RegEx split from Standard Shell Output

Numerous shell commands output data in a human-readable format like this one on Mac OS X. How can one use RegEx to parse out each line into an array of values knowing that you can’t simply use “whitespace” as a variable as the final column is a path and paths may contain spaces as well.

MBP:~ me$ lsof
COMMAND PID USER FD TYPE DEVICE SIZE/OFF NODE NAME
loginwind 97 me cwd DIR 1,4 1122 2 /
loginwind 97 me txt REG 1,4 840176 20150460 /System/Library/CoreServices/loginwindow.app/Contents/MacOS/loginwindow
loginwind 97 me txt REG 1,4 76240 20068359 /System/Library/Extensions/AppleHDA.kext/Contents/PlugIns/AppleHDAHALPlugIn.bundle/Contents/MacOS/AppleHDAHALPlugIn
loginwind 97 me txt REG 1,4 55248 12563538 /System/Library/ColorSync/Profiles/Generic CMYK Profile.icc
loginwind 97 me txt REG 1,4 35904 12944831 /System/Library/Caches/com.apple.IntlDataCache.le.kbdx
loginwind 97 me txt REG 1,4 50744 22475037 /private/var/db/mds/system/mdsDirectory.db
loginwind 97 me txt REG 1,4 1960 12563542 /System/Library/ColorSync/Profiles/Generic RGB Profile.icc
loginwind 97 me txt REG 1,4 24439776 20082672 /usr/share/icu/icudt53l.dat

looks like

([^\s])\s([^\s])\s([^\s])\s([^\s])\s([^\s])\s([^\s])\s([^\s])\s([^\s])\s(.*)

I’m sure kem will post something else

A non-regex solution would be to split by space anyway. Take the first 8 fields as they are, then join 9…ubound by a space.

A regex could be worked out, but it would be tricky since there might be missing columns.
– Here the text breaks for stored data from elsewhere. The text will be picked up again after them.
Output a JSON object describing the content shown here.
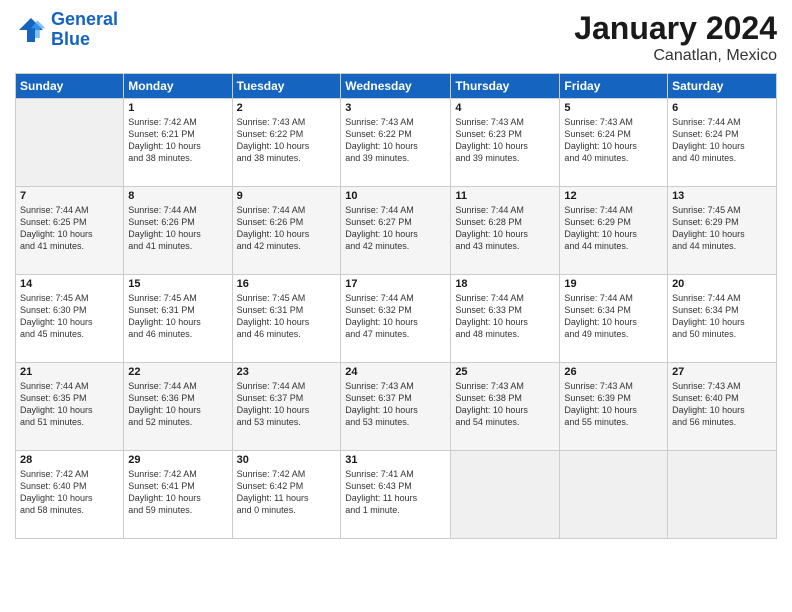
{
  "header": {
    "logo_line1": "General",
    "logo_line2": "Blue",
    "title": "January 2024",
    "subtitle": "Canatlan, Mexico"
  },
  "days_of_week": [
    "Sunday",
    "Monday",
    "Tuesday",
    "Wednesday",
    "Thursday",
    "Friday",
    "Saturday"
  ],
  "weeks": [
    [
      {
        "day": "",
        "info": ""
      },
      {
        "day": "1",
        "info": "Sunrise: 7:42 AM\nSunset: 6:21 PM\nDaylight: 10 hours\nand 38 minutes."
      },
      {
        "day": "2",
        "info": "Sunrise: 7:43 AM\nSunset: 6:22 PM\nDaylight: 10 hours\nand 38 minutes."
      },
      {
        "day": "3",
        "info": "Sunrise: 7:43 AM\nSunset: 6:22 PM\nDaylight: 10 hours\nand 39 minutes."
      },
      {
        "day": "4",
        "info": "Sunrise: 7:43 AM\nSunset: 6:23 PM\nDaylight: 10 hours\nand 39 minutes."
      },
      {
        "day": "5",
        "info": "Sunrise: 7:43 AM\nSunset: 6:24 PM\nDaylight: 10 hours\nand 40 minutes."
      },
      {
        "day": "6",
        "info": "Sunrise: 7:44 AM\nSunset: 6:24 PM\nDaylight: 10 hours\nand 40 minutes."
      }
    ],
    [
      {
        "day": "7",
        "info": "Sunrise: 7:44 AM\nSunset: 6:25 PM\nDaylight: 10 hours\nand 41 minutes."
      },
      {
        "day": "8",
        "info": "Sunrise: 7:44 AM\nSunset: 6:26 PM\nDaylight: 10 hours\nand 41 minutes."
      },
      {
        "day": "9",
        "info": "Sunrise: 7:44 AM\nSunset: 6:26 PM\nDaylight: 10 hours\nand 42 minutes."
      },
      {
        "day": "10",
        "info": "Sunrise: 7:44 AM\nSunset: 6:27 PM\nDaylight: 10 hours\nand 42 minutes."
      },
      {
        "day": "11",
        "info": "Sunrise: 7:44 AM\nSunset: 6:28 PM\nDaylight: 10 hours\nand 43 minutes."
      },
      {
        "day": "12",
        "info": "Sunrise: 7:44 AM\nSunset: 6:29 PM\nDaylight: 10 hours\nand 44 minutes."
      },
      {
        "day": "13",
        "info": "Sunrise: 7:45 AM\nSunset: 6:29 PM\nDaylight: 10 hours\nand 44 minutes."
      }
    ],
    [
      {
        "day": "14",
        "info": "Sunrise: 7:45 AM\nSunset: 6:30 PM\nDaylight: 10 hours\nand 45 minutes."
      },
      {
        "day": "15",
        "info": "Sunrise: 7:45 AM\nSunset: 6:31 PM\nDaylight: 10 hours\nand 46 minutes."
      },
      {
        "day": "16",
        "info": "Sunrise: 7:45 AM\nSunset: 6:31 PM\nDaylight: 10 hours\nand 46 minutes."
      },
      {
        "day": "17",
        "info": "Sunrise: 7:44 AM\nSunset: 6:32 PM\nDaylight: 10 hours\nand 47 minutes."
      },
      {
        "day": "18",
        "info": "Sunrise: 7:44 AM\nSunset: 6:33 PM\nDaylight: 10 hours\nand 48 minutes."
      },
      {
        "day": "19",
        "info": "Sunrise: 7:44 AM\nSunset: 6:34 PM\nDaylight: 10 hours\nand 49 minutes."
      },
      {
        "day": "20",
        "info": "Sunrise: 7:44 AM\nSunset: 6:34 PM\nDaylight: 10 hours\nand 50 minutes."
      }
    ],
    [
      {
        "day": "21",
        "info": "Sunrise: 7:44 AM\nSunset: 6:35 PM\nDaylight: 10 hours\nand 51 minutes."
      },
      {
        "day": "22",
        "info": "Sunrise: 7:44 AM\nSunset: 6:36 PM\nDaylight: 10 hours\nand 52 minutes."
      },
      {
        "day": "23",
        "info": "Sunrise: 7:44 AM\nSunset: 6:37 PM\nDaylight: 10 hours\nand 53 minutes."
      },
      {
        "day": "24",
        "info": "Sunrise: 7:43 AM\nSunset: 6:37 PM\nDaylight: 10 hours\nand 53 minutes."
      },
      {
        "day": "25",
        "info": "Sunrise: 7:43 AM\nSunset: 6:38 PM\nDaylight: 10 hours\nand 54 minutes."
      },
      {
        "day": "26",
        "info": "Sunrise: 7:43 AM\nSunset: 6:39 PM\nDaylight: 10 hours\nand 55 minutes."
      },
      {
        "day": "27",
        "info": "Sunrise: 7:43 AM\nSunset: 6:40 PM\nDaylight: 10 hours\nand 56 minutes."
      }
    ],
    [
      {
        "day": "28",
        "info": "Sunrise: 7:42 AM\nSunset: 6:40 PM\nDaylight: 10 hours\nand 58 minutes."
      },
      {
        "day": "29",
        "info": "Sunrise: 7:42 AM\nSunset: 6:41 PM\nDaylight: 10 hours\nand 59 minutes."
      },
      {
        "day": "30",
        "info": "Sunrise: 7:42 AM\nSunset: 6:42 PM\nDaylight: 11 hours\nand 0 minutes."
      },
      {
        "day": "31",
        "info": "Sunrise: 7:41 AM\nSunset: 6:43 PM\nDaylight: 11 hours\nand 1 minute."
      },
      {
        "day": "",
        "info": ""
      },
      {
        "day": "",
        "info": ""
      },
      {
        "day": "",
        "info": ""
      }
    ]
  ]
}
In this case, I would forgo RegEx entirely. Instead, look at the man page for lsof for the “-F” option and the section OUTPUT FOR OTHER PROGRAMS. I think you’ll ultimately get more accurate results and have an easier time of it.

Not knowing anything about it but just looking at it:

  • use instr to find the first “/”
  • divide it into 2 strings using that
  • split the first with space character
  • trim as required

You can split, but it will have to be on column widths. There can be columns with no data in them, just spaces.

That being so, I’d use your OUTPUT FOR OTHER PROGRAMS plan. Apologies for commenting from a state of customary ignorance.